In her wonderful essay "Middlemarch and Everybody" (from the collection Changing My Mind (Penguin, 2009)), Zadie Smith writes of the importance for Eliot of the moment that "the scales fall from our eyes," the moment that our self-deceptions become glaringly apparent to ourselves. Making this process even more agonizing, though, is that there are usually several layers of self-deception that have to be painfully peeled away, one by one. Of course, coming to understand that the world and other people do not match our fantasies, and learning to see them (to the extent we're able) as they are, is an essential part of growing up. But that doesn't make it less distressing, or less dangerous to our capacity to give ourselves wholly to life and to love. As Eliot writes, "To have in general but little feeling seems to be the only security against feeling too much on any particular occasion." (Image of George Eliot from womenshistory.about.com)
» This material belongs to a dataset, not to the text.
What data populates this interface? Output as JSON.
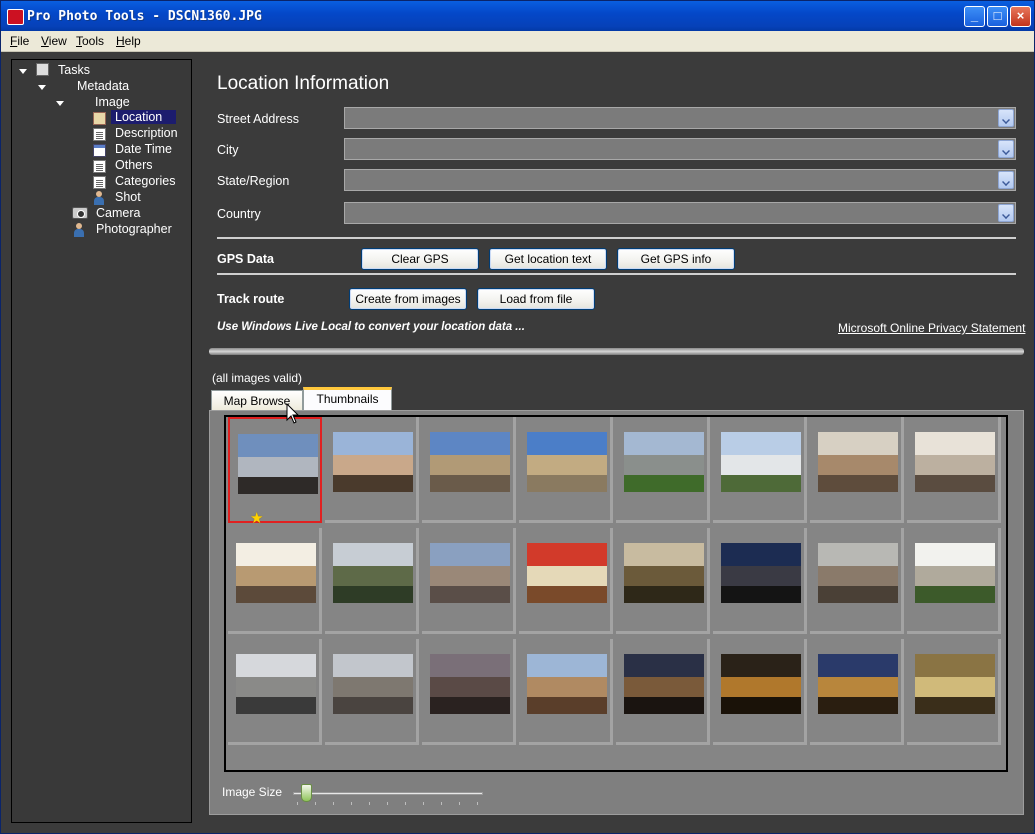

This is why Virginia Woolf famously called Middlemarch "one of the few English novels written for grown-up people": its subject is the compromises, sacrifices and disappointments of adulthood, and particularly of married life. I'd disagree with Woolf—I think Jane Austen's novels, for example, are best appreciated by people who have experienced some romantic disappointment in their lives. It's true, though, that Austen's novels typically lead her characters up to the moment of engagement and marriage, but don't go much beyond that point. The difficulty of getting that far puts the lovers to a test which, as Austen assures us of Northanger Abbey's Henry and Catherine, "so far from being really injurious to their felicity, was perhaps rather conducive to it, by improving their knowledge of each other, and adding strength to their attachment." But Austen's novels end just when the couples' lives together are truly beginning. (In its final moments, the superb 1995 film version of Persuasion gives us the equivalent of one of Austen's brief post-ceremony codas with a vision of Captain Wentworth and Anne sharing the sort of wonderfully companionate marriage that we've seen earlier with Admiral and Mrs. Croft.) George Eliot, on the other hand, follows her couples unsparingly after marriage, through their misunderstandings, disagreements and trials both small and large.

And that we may ultimately be disillusioned in our partners and ourselves is not, for Eliot, so much a tragedy as a necessity. "For there is no creature whose inward being is so strong that it is not greatly determined by what lies outside it," she writes. In a flawed world we ourselves are necessarily flawed, and to recognize our imperfections is just the beginning of compassion and wisdom.